Foraging didn’t provide ancient humans with a great abundance of food, but in many ways foragers likely had better diets than humans living in early agricultural societies. This idea doesn’t seem intuitive, but Yuval Noah Harari explains why it is likely to be true in his book Sapiens. He writes, “The typical peasant in traditional China ate rice for breakfast, rice for lunch, and rice for dinner. If she was lucky, she could expect to eat the same on the following day. By contrast, ancient foragers regularly ate dozens of different foodstuffs.”
It is tempting to think that foragers gave up their nomadic lifestyle in favor of an agrarian lifestyle because mastering agriculture provided more, and better, food. This was not the case for many ancient (and not so ancient) humans. Moving to an agrarian system could provide a surplus of some foods, which did provide more food security in some instances, but often decreased the quality of diet compared with the diets of foragers. Ancient foragers could find many different foodstuffs, from nuts, to berries, to edible roots, to small animals and bugs. Knowledge was passed along about what foodstuffs could be eaten and where foodstuffs could be found. Different things were eaten at different times of the year, based on what was blooming, what animals were around, and what the weather was like. Foragers didn’t have a ton of surplus food, but their diets were pretty varied and pretty nutritious overall.

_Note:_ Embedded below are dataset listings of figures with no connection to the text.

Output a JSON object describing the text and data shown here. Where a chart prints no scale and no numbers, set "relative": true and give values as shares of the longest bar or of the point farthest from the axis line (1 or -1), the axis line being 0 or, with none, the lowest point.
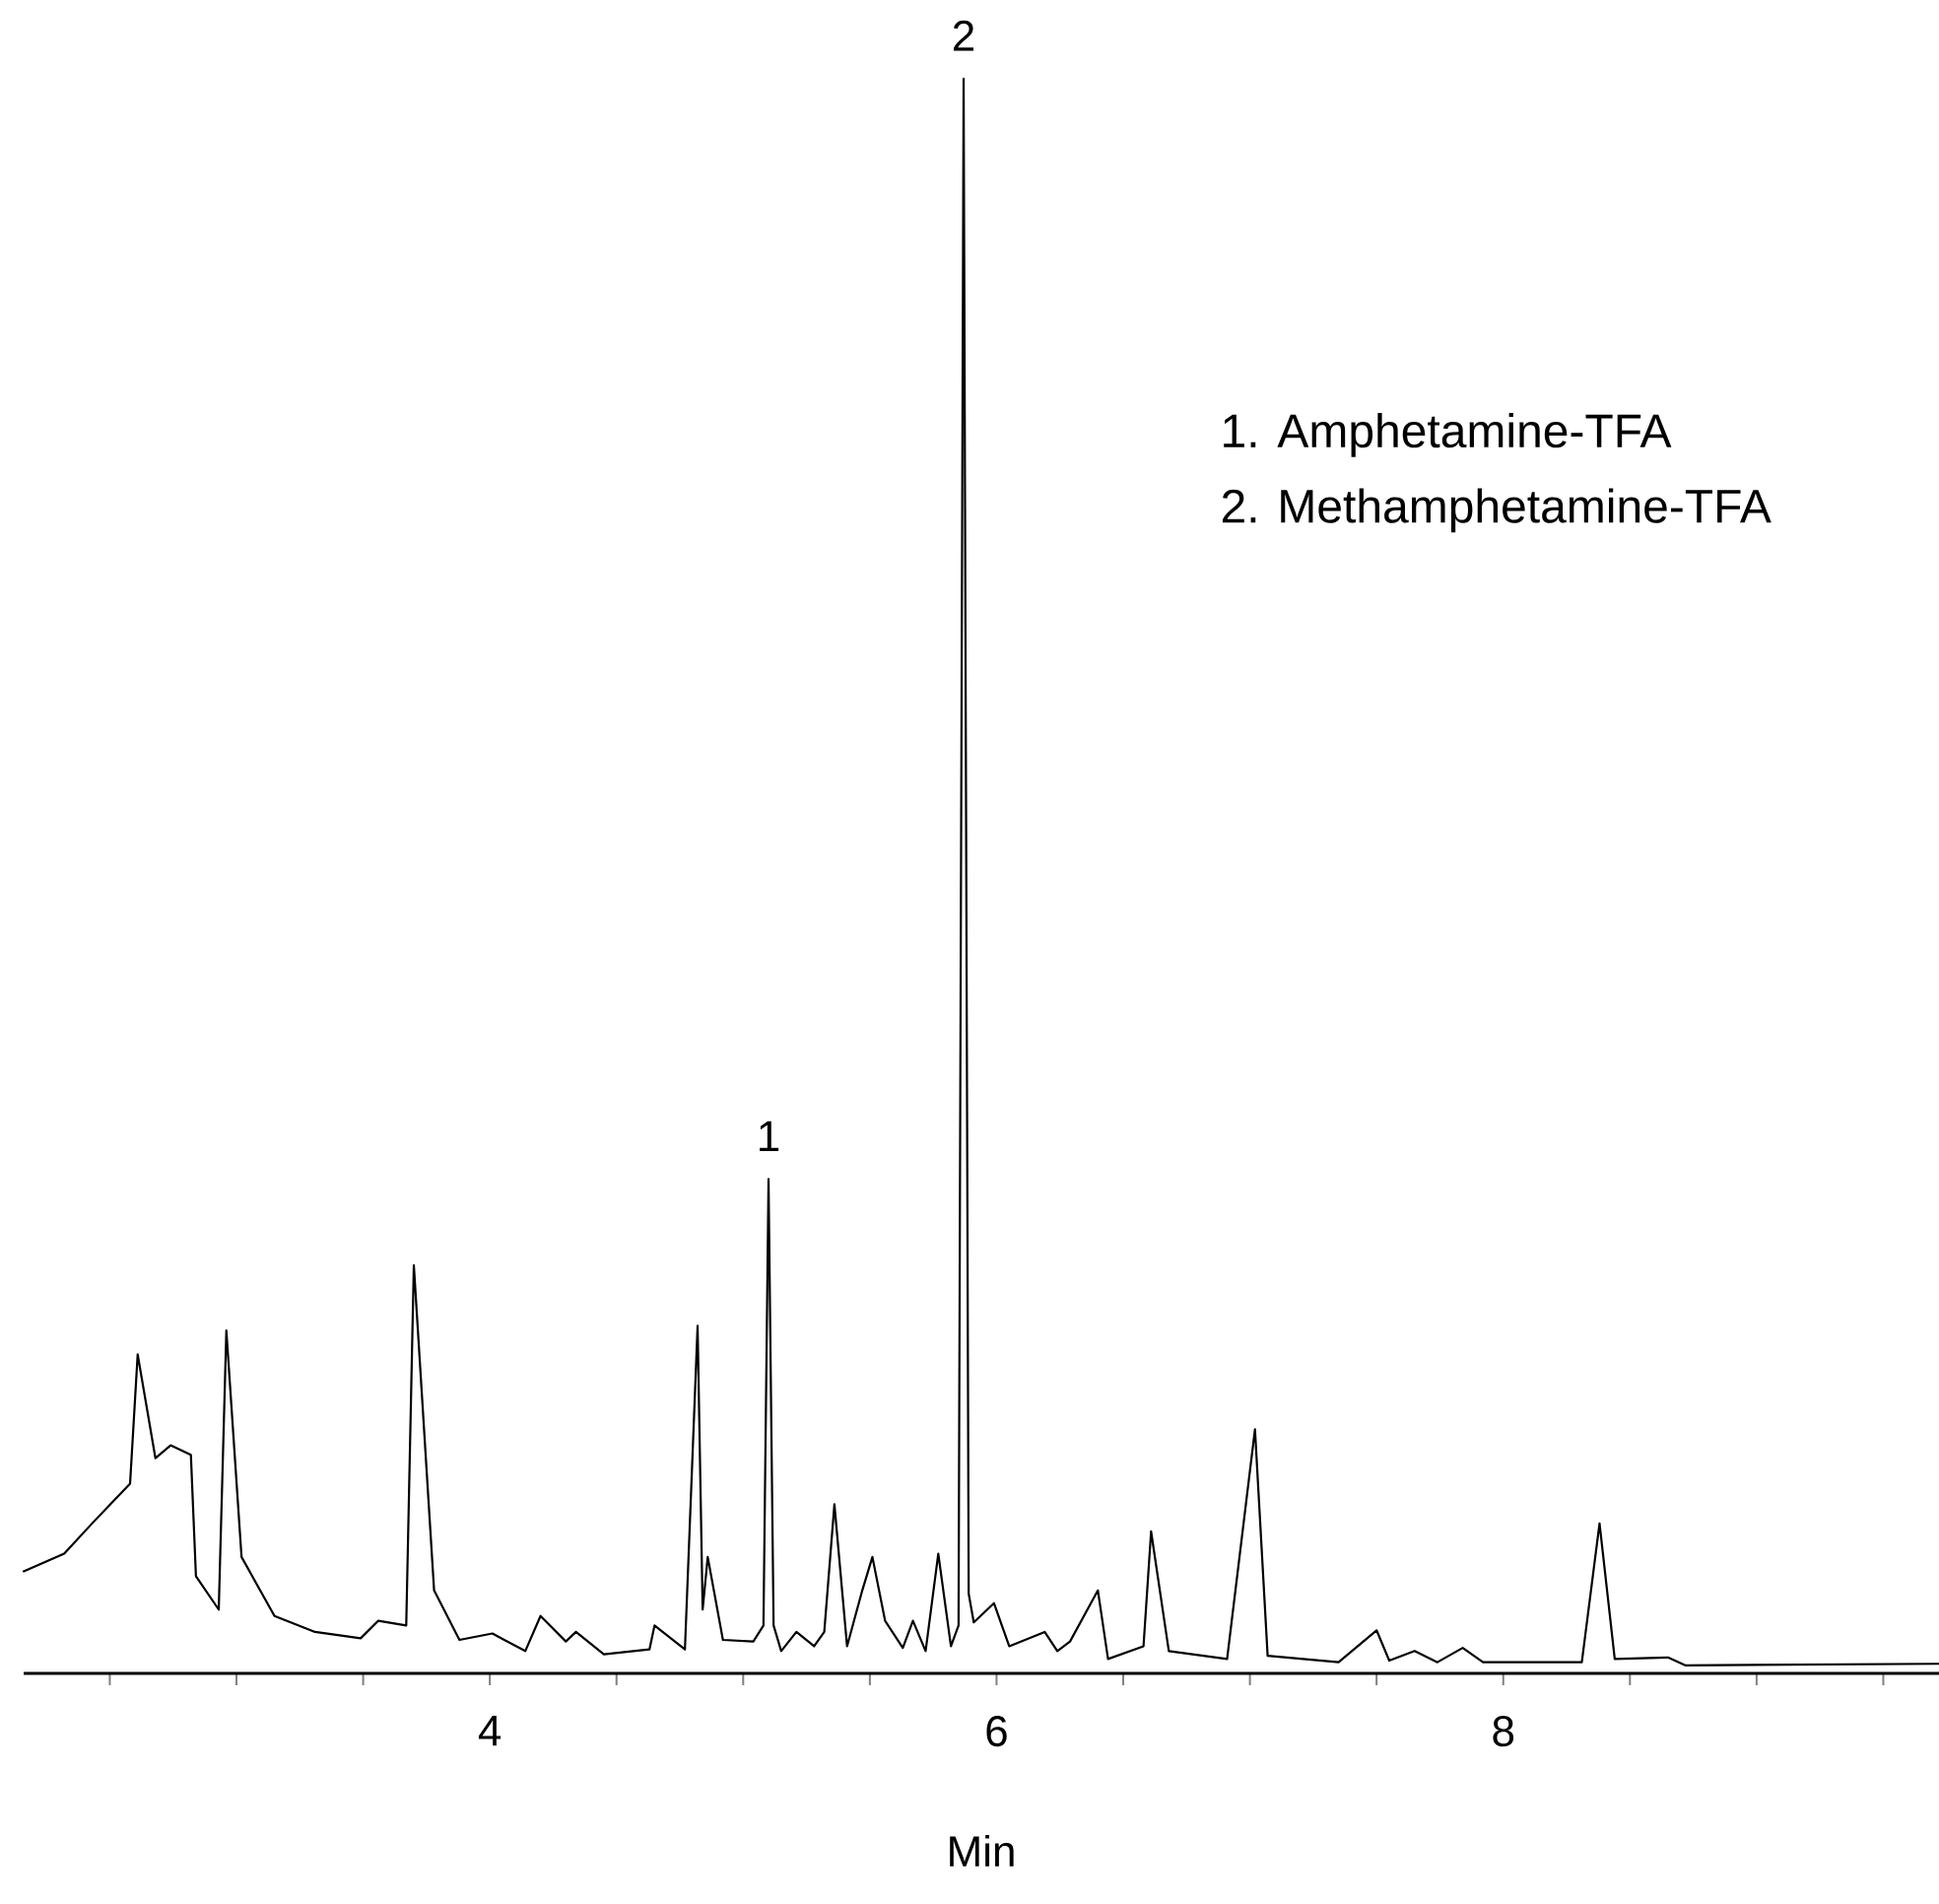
{
  "chart_data": {
    "type": "line",
    "relative": true,
    "xlabel": "Min",
    "color": "#000000",
    "xlim": [
      2.16,
      9.72
    ],
    "xticks": [
      {
        "value": 2.5,
        "label": null
      },
      {
        "value": 3,
        "label": null
      },
      {
        "value": 3.5,
        "label": null
      },
      4,
      {
        "value": 4.5,
        "label": null
      },
      {
        "value": 5,
        "label": null
      },
      {
        "value": 5.5,
        "label": null
      },
      6,
      {
        "value": 6.5,
        "label": null
      },
      {
        "value": 7,
        "label": null
      },
      {
        "value": 7.5,
        "label": null
      },
      8,
      {
        "value": 8.5,
        "label": null
      },
      {
        "value": 9,
        "label": null
      },
      {
        "value": 9.5,
        "label": null
      }
    ],
    "x": [
      2.16,
      2.32,
      2.43,
      2.58,
      2.61,
      2.68,
      2.74,
      2.82,
      2.84,
      2.93,
      2.96,
      3.02,
      3.15,
      3.31,
      3.49,
      3.56,
      3.67,
      3.7,
      3.78,
      3.88,
      4.01,
      4.14,
      4.2,
      4.3,
      4.34,
      4.45,
      4.63,
      4.65,
      4.77,
      4.82,
      4.84,
      4.86,
      4.92,
      5.04,
      5.08,
      5.1,
      5.12,
      5.15,
      5.21,
      5.28,
      5.32,
      5.36,
      5.41,
      5.47,
      5.51,
      5.56,
      5.63,
      5.67,
      5.72,
      5.77,
      5.82,
      5.85,
      5.87,
      5.89,
      5.91,
      5.99,
      6.05,
      6.19,
      6.24,
      6.29,
      6.4,
      6.44,
      6.58,
      6.61,
      6.68,
      6.91,
      7.02,
      7.07,
      7.35,
      7.5,
      7.55,
      7.65,
      7.74,
      7.84,
      7.92,
      8.31,
      8.38,
      8.44,
      8.65,
      8.72,
      9.72
    ],
    "values": [
      0.064,
      0.075,
      0.094,
      0.119,
      0.2,
      0.135,
      0.143,
      0.137,
      0.061,
      0.04,
      0.215,
      0.073,
      0.036,
      0.026,
      0.022,
      0.033,
      0.03,
      0.256,
      0.052,
      0.021,
      0.025,
      0.014,
      0.036,
      0.02,
      0.026,
      0.012,
      0.015,
      0.03,
      0.015,
      0.218,
      0.04,
      0.073,
      0.021,
      0.02,
      0.03,
      0.31,
      0.03,
      0.014,
      0.026,
      0.017,
      0.026,
      0.106,
      0.017,
      0.052,
      0.073,
      0.033,
      0.016,
      0.033,
      0.014,
      0.075,
      0.017,
      0.03,
      1.0,
      0.05,
      0.032,
      0.044,
      0.017,
      0.026,
      0.014,
      0.02,
      0.052,
      0.009,
      0.017,
      0.089,
      0.014,
      0.009,
      0.153,
      0.011,
      0.007,
      0.027,
      0.008,
      0.014,
      0.007,
      0.016,
      0.007,
      0.007,
      0.094,
      0.009,
      0.01,
      0.005,
      0.006
    ],
    "annotations": [
      {
        "text": "1",
        "x": 5.1,
        "y": 0.31
      },
      {
        "text": "2",
        "x": 5.87,
        "y": 1.0
      },
      "1.  Amphetamine-TFA",
      "2.  Methamphetamine-TFA"
    ]
  }
}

When humans moved into agrarian societies, they often began cultivating just a single food item, like wheat or rice. Successful farming could ensure a good harvest and a surplus of the staple crop for the individual farmer, their household, and potentially others in the village cropping up around the crops. But a huge amount of work went into cultivating a single crop, and this meant that diets were not varied and that people were at risk if a harvest didn’t turn out as expected. Contrasting this to foragers again, Harari writes, “by not being dependent on any single kind of food, [foragers] were less liable to suffer when one particular food source failed.” Ancient peasants lost the knowledge of where and how to find edible foodstuffs, and how to safely prepare those items at different times of the year. This meant they were dependent on a surplus of a single crop to get them through.
Additionally, relying on a single crop meant that foragers who became farmers gave up the interesting diet of a hunter-gatherer. Ancient humans traded a nutritious but slim diet for a more bountiful but less nutritious and less varied diet. Without eating all the fruit, nuts, roots, and other foodstuffs that provided vital nutrients, nutritional diseases were more likely to pop up in agricultural societies dependent on a single crop. Eating just rice, just wheat, or a slim variety of foods likely meant that important vitamins and minerals were missing from ancient farming diets. Ultimately, humans figured this out and found a way to master their diets, but early humans were not exactly at a nutritional advantage by shifting to agriculture.